Since human nature and the organisation of the human species exists and has been tested throughout time to see how it all works, authors must conform to these well-established views, and this is where the illusion of creativity in fiction comes crashing down.

A story's power exits on the fundamental linchpin that is understandable and accessible characters that exist because of 'whys'. Why is this character the way they are? What's their backstory, and how have they come to be in the story at this time? People and societies are not just created after all (if you subscribe to that generally accepted point of view). They are forged. You can't just plonk Rachel, the socially anxious vet, in a story fully formed as a relatable human being without reasons for her characteristics, her societal attitudes, her motivation.
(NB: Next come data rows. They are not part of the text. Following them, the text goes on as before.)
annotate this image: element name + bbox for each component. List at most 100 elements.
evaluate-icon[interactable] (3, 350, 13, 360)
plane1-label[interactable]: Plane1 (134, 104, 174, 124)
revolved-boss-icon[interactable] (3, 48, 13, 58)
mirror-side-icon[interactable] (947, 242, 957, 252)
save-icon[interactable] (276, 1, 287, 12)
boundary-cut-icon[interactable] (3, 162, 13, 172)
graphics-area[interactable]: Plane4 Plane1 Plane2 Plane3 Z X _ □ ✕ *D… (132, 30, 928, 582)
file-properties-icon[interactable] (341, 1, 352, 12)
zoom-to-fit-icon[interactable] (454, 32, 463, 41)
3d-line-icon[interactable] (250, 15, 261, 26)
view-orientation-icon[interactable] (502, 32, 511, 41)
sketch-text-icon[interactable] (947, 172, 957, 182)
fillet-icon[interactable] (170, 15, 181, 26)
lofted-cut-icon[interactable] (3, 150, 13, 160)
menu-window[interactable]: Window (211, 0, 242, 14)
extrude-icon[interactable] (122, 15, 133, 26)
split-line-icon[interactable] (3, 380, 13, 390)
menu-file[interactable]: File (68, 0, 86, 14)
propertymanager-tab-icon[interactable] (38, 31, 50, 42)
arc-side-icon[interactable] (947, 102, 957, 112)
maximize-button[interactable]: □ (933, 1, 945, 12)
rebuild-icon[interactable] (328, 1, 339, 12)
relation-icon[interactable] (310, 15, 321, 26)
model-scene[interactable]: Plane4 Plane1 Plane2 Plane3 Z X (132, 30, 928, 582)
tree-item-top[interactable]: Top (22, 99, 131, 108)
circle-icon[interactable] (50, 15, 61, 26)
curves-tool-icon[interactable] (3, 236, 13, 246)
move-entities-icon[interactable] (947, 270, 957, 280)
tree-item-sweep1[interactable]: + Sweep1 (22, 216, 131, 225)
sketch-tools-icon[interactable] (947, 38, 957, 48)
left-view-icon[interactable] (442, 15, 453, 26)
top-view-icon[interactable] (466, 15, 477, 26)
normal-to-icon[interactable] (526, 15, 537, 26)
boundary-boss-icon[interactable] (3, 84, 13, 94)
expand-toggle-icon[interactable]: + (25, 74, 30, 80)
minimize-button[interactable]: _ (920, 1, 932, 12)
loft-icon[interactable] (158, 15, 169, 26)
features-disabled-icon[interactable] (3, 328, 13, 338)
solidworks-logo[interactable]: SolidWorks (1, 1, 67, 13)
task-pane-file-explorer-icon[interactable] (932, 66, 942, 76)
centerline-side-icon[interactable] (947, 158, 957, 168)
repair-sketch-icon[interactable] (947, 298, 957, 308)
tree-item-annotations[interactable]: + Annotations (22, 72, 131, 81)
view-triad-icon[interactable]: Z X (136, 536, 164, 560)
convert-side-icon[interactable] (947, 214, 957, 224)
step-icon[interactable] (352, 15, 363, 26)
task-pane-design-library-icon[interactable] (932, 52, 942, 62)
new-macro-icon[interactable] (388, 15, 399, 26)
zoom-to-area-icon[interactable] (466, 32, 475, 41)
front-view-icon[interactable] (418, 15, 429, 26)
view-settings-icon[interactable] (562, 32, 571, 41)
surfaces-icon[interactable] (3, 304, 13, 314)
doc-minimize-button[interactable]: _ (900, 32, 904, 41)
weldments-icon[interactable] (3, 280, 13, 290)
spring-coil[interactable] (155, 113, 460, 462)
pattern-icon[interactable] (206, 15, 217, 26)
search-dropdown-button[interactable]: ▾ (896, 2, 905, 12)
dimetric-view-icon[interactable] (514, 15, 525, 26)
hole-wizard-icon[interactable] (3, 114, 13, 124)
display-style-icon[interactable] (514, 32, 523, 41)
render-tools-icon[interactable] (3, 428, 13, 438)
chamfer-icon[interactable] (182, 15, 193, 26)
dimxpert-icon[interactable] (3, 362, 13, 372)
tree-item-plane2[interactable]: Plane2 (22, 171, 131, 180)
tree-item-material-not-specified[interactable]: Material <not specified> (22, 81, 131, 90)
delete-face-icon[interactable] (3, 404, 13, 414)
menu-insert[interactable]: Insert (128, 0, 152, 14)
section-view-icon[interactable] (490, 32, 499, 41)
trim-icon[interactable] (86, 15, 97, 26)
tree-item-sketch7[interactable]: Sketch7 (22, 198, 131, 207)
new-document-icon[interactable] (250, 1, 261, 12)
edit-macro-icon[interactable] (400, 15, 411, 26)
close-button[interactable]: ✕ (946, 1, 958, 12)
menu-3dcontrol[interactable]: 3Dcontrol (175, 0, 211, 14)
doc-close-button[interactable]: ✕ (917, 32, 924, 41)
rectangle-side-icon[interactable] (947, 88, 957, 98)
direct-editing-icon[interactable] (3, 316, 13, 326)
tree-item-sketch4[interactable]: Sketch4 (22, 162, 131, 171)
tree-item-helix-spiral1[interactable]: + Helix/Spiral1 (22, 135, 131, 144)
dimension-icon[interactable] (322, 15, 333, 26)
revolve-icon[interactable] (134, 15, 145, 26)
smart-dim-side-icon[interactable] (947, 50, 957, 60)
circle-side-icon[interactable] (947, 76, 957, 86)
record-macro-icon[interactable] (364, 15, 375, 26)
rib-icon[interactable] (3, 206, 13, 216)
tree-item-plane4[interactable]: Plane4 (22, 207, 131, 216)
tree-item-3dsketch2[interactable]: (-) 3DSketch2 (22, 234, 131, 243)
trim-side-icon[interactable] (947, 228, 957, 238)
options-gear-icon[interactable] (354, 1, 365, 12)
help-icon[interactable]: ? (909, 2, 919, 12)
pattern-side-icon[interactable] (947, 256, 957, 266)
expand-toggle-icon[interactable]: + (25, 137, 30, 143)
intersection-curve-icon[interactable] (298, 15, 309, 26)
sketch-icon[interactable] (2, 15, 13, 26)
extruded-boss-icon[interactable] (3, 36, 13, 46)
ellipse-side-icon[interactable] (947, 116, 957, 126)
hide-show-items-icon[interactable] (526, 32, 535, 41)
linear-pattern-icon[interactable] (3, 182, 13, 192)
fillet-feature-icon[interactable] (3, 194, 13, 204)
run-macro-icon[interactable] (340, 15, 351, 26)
I've been fascinated by people since I started writing because of this need to understand reasons behind actions. I continue to read up on, watch, or listen to anything I can wiggle my mind into and peel apart slither by slither in order to obtain some understanding on that question: 'what is it to be human?' some search for a level of codification and regulated understanding that I know doesn't actual exist.
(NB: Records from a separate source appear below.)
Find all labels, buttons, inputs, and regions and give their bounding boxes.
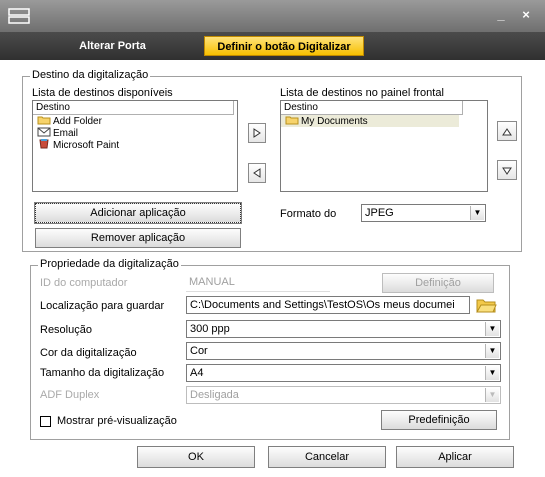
move-up-button[interactable] [497, 121, 517, 141]
tab-definir-botao-digitalizar[interactable]: Definir o botão Digitalizar [204, 36, 364, 56]
available-list-label: Lista de destinos disponíveis [32, 87, 173, 99]
move-left-button[interactable] [248, 163, 266, 183]
folder-icon [37, 116, 51, 125]
format-label: Formato do [280, 208, 337, 220]
list-item-label: My Documents [301, 116, 368, 127]
move-right-button[interactable] [248, 123, 266, 143]
adf-duplex-value: Desligada [190, 389, 239, 401]
list-item-label: Email [53, 128, 79, 139]
resolution-value: 300 ppp [190, 323, 230, 335]
list-item[interactable]: Microsoft Paint [33, 139, 237, 151]
close-button[interactable]: × [519, 8, 533, 22]
list-item-label: Add Folder [53, 116, 102, 127]
resolution-select[interactable]: 300 ppp ▼ [186, 320, 501, 338]
save-location-label: Localização para guardar [40, 300, 165, 312]
minimize-button[interactable]: _ [494, 8, 508, 22]
available-destinations-list[interactable]: Destino Add Folder Email Microsoft Paint [32, 100, 238, 192]
arrow-down-icon [502, 167, 512, 175]
scan-size-select[interactable]: A4 ▼ [186, 364, 501, 382]
apply-button[interactable]: Aplicar [396, 446, 514, 468]
properties-legend: Propriedade da digitalização [38, 258, 181, 270]
scan-color-label: Cor da digitalização [40, 347, 137, 359]
list-item[interactable]: Add Folder [33, 115, 237, 127]
scan-color-select[interactable]: Cor ▼ [186, 342, 501, 360]
move-down-button[interactable] [497, 160, 517, 180]
scan-color-value: Cor [190, 345, 208, 357]
preview-checkbox[interactable] [40, 416, 51, 427]
destination-legend: Destino da digitalização [30, 69, 151, 81]
chevron-down-icon: ▼ [470, 206, 484, 220]
list-item[interactable]: Email [33, 127, 237, 139]
paint-icon [39, 139, 49, 149]
browse-folder-icon[interactable] [475, 296, 497, 314]
front-panel-destinations-list[interactable]: Destino My Documents [280, 100, 488, 192]
arrow-left-icon [253, 168, 261, 178]
chevron-down-icon: ▼ [485, 388, 499, 402]
scan-size-value: A4 [190, 367, 204, 379]
preview-label: Mostrar pré-visualização [57, 415, 177, 427]
tab-alterar-porta[interactable]: Alterar Porta [40, 36, 185, 56]
resolution-label: Resolução [40, 324, 92, 336]
chevron-down-icon: ▼ [485, 322, 499, 336]
remove-application-button[interactable]: Remover aplicação [35, 228, 241, 248]
front-panel-list-label: Lista de destinos no painel frontal [280, 87, 444, 99]
available-list-header: Destino [33, 101, 234, 115]
definition-button: Definição [382, 273, 494, 293]
arrow-right-icon [253, 128, 261, 138]
format-select[interactable]: JPEG ▼ [361, 204, 486, 222]
ok-button[interactable]: OK [137, 446, 255, 468]
add-application-button[interactable]: Adicionar aplicação [34, 202, 242, 224]
folder-icon [285, 116, 299, 125]
computer-id-field: MANUAL [186, 274, 330, 292]
scanner-app-icon [8, 8, 30, 24]
title-bar [0, 0, 545, 32]
scan-size-label: Tamanho da digitalização [40, 367, 165, 379]
envelope-icon [37, 127, 51, 137]
default-button[interactable]: Predefinição [381, 410, 497, 430]
save-location-field[interactable]: C:\Documents and Settings\TestOS\Os meus… [186, 296, 470, 314]
front-list-header: Destino [281, 101, 463, 115]
chevron-down-icon: ▼ [485, 344, 499, 358]
computer-id-label: ID do computador [40, 277, 128, 289]
format-value: JPEG [365, 207, 394, 219]
adf-duplex-label: ADF Duplex [40, 389, 100, 401]
arrow-up-icon [502, 128, 512, 136]
list-item[interactable]: My Documents [281, 115, 459, 127]
cancel-button[interactable]: Cancelar [268, 446, 386, 468]
chevron-down-icon: ▼ [485, 366, 499, 380]
adf-duplex-select: Desligada ▼ [186, 386, 501, 404]
list-item-label: Microsoft Paint [53, 140, 120, 151]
I watch people, (often without any prior motives!) I scribble in my journal, discuss and question with friends and family, observe and reflect on my professional experience, and through these experiences I have come to realised one of the fundamental points in helping answer this impossibly deep question, is the uncomfortable realisation that people are not agents of change. It has been a topic of my writing for some time, and determinism, is now the way I accept and view the world.

Taking this stance as a writer becomes something of a dilemma. After all, a protagonist must act in order to make decisions that influence the story. They must be that free agent of change, but when good characters are created on the 'whys' that forge them into tangible figures, how do you then allow them free agency? You could attempt a compatibilist approach, (understanding deterministic constraints on free will, but still accepting some level of free will), but a more reasonable answer is you don't create an active character at all.
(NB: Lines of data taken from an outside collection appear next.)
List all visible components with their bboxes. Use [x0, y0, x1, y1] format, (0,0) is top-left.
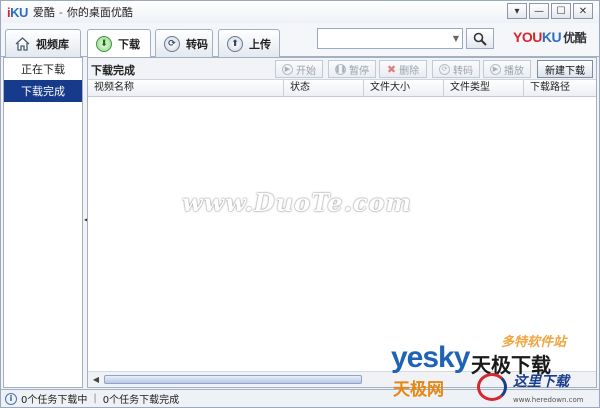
tab-bar: 视频库 ⬇ 下载 ⟳ 转码 ⬆ 上传 ▼ YOUKU 优酷: [1, 23, 599, 58]
site-watermark: www.DuoTe.com: [182, 188, 412, 217]
app-window: iKU 爱酷 - 你的桌面优酷 ▾ — ☐ ✕ 视频库 ⬇ 下载 ⟳ 转码 ⬆ …: [0, 0, 600, 408]
play-icon: ▶: [490, 63, 501, 75]
sidebar: 正在下载 下载完成: [3, 57, 83, 388]
tab-label: 下载: [118, 38, 140, 51]
status-downloading: 0个任务下载中: [21, 395, 88, 406]
yesky-cn-logo: 天极网: [393, 380, 444, 400]
status-separator: |: [93, 393, 97, 404]
duote-logo: 多特软件站: [501, 335, 567, 350]
tab-convert[interactable]: ⟳ 转码: [155, 29, 213, 57]
title-bar: iKU 爱酷 - 你的桌面优酷 ▾ — ☐ ✕: [1, 1, 599, 23]
delete-button[interactable]: ✖ 删除: [379, 60, 427, 78]
tab-label: 转码: [186, 37, 208, 51]
column-video-name[interactable]: 视频名称: [88, 80, 284, 96]
convert-button[interactable]: ⟳ 转码: [432, 60, 480, 78]
window-controls: ▾ — ☐ ✕: [507, 3, 593, 19]
heredown-swirl-icon: [477, 373, 507, 401]
upload-icon: ⬆: [227, 35, 243, 52]
tab-label: 上传: [249, 37, 271, 51]
info-icon: i: [5, 392, 17, 405]
sidebar-item-downloading[interactable]: 正在下载: [4, 58, 82, 80]
home-icon: [14, 36, 30, 52]
pause-icon: ❚❚: [334, 63, 347, 75]
tab-upload[interactable]: ⬆ 上传: [218, 29, 280, 57]
maximize-button[interactable]: ☐: [551, 3, 571, 19]
heredown-url: www.heredown.com: [513, 396, 584, 404]
scroll-left-icon[interactable]: ◀: [90, 374, 102, 385]
search-input[interactable]: ▼: [317, 28, 463, 49]
new-download-button[interactable]: 新建下载: [537, 60, 593, 78]
pause-button[interactable]: ❚❚ 暂停: [328, 60, 376, 78]
status-bar: i 0个任务下载中 | 0个任务下载完成: [1, 389, 599, 407]
toolbar: 下载完成 ▶ 开始 ❚❚ 暂停 ✖ 删除 ⟳ 转码 ▶ 播放 新建下载: [88, 58, 596, 80]
column-status[interactable]: 状态: [284, 80, 364, 96]
menu-dropdown-button[interactable]: ▾: [507, 3, 527, 19]
title-separator: -: [58, 5, 63, 19]
start-button[interactable]: ▶ 开始: [275, 60, 323, 78]
minimize-button[interactable]: —: [529, 3, 549, 19]
iku-logo: iKU: [7, 4, 28, 20]
tab-label: 视频库: [36, 37, 69, 51]
scrollbar-thumb[interactable]: [104, 375, 362, 384]
app-name: 爱酷: [32, 6, 55, 19]
column-download-path[interactable]: 下载路径: [524, 80, 596, 96]
start-icon: ▶: [282, 63, 293, 75]
convert-icon: ⟳: [164, 35, 180, 52]
yesky-logo: yesky: [391, 341, 470, 374]
download-icon: ⬇: [96, 36, 112, 52]
chevron-down-icon[interactable]: ▼: [453, 34, 459, 43]
heredown-logo: 这里下载: [513, 374, 569, 390]
youku-logo[interactable]: YOUKU 优酷: [513, 29, 587, 46]
search-icon: [473, 32, 487, 46]
tab-download[interactable]: ⬇ 下载: [87, 29, 151, 58]
status-completed: 0个任务下载完成: [102, 395, 180, 406]
column-file-size[interactable]: 文件大小: [364, 80, 444, 96]
table-header: 视频名称 状态 文件大小 文件类型 下载路径: [88, 80, 596, 97]
close-button[interactable]: ✕: [573, 3, 593, 19]
delete-icon: ✖: [386, 62, 397, 76]
play-button[interactable]: ▶ 播放: [483, 60, 531, 78]
app-subtitle: 你的桌面优酷: [66, 6, 133, 19]
section-title: 下载完成: [91, 64, 135, 77]
search-button[interactable]: [466, 28, 494, 49]
tab-video-library[interactable]: 视频库: [5, 29, 81, 57]
sidebar-item-completed[interactable]: 下载完成: [4, 80, 82, 102]
column-file-type[interactable]: 文件类型: [444, 80, 524, 96]
convert-icon: ⟳: [439, 63, 450, 75]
All great characters are, instead, reactive. Their behaviour, like real people, is determined by their past and reaction to events in the present. It is the management of this reactive nature towards meaning that creates good fiction.

An author who isn't sympathetic to a consequentialist model of thinking, who doesn't accept that people are created by their reactions to events outside of their control, is not being true to their craft. Most importantly, this knowledge is not inventive: it is purely an understanding of the human condition, and the reactions of people to the contexts of life.

In this sense, writing is not so much creative as it is a written expression of knowledge within a narrative about how things, especially people, work. Therefore, the better the author, the less inventive they tend to be. Instead they draw on rich experiences of living and understanding to guide their stories towards sincere conclusions.

Of course the problem with this view is it's far less romantic, but an author must still select, place, and weave these deterministic strands to drive a story towards a logical yet meaningful conclusion.

In 2013 Gregory Currie wrote for the New York Times section 'The Stone'. His article asked whether great literature makes us better people. It's a question he tackles with a great degree of rationality and call for more study, but I must give a resounding yes on a less scientific basis. Not because of a novel's use as some didactic vehicle, but simply that, because of this inability to stray far from the reality of being, authors fictionalise individual deterministic models of life, and allow a reader to engage and understand more of the real trials and tribulations of others.

Great writing makes us more aware that we are all products of our environment for the most part, and great stories allow us a window into the lives of others whom we may never encounter, or lives that were never ours but could have been. Most of all, it stops us having to rely too much on the fallibility of our own often narrow point of reference. That in itself allows us a degree of empathy that is strained far too often in the face of the ever present dichotomy of 'us' and 'them'.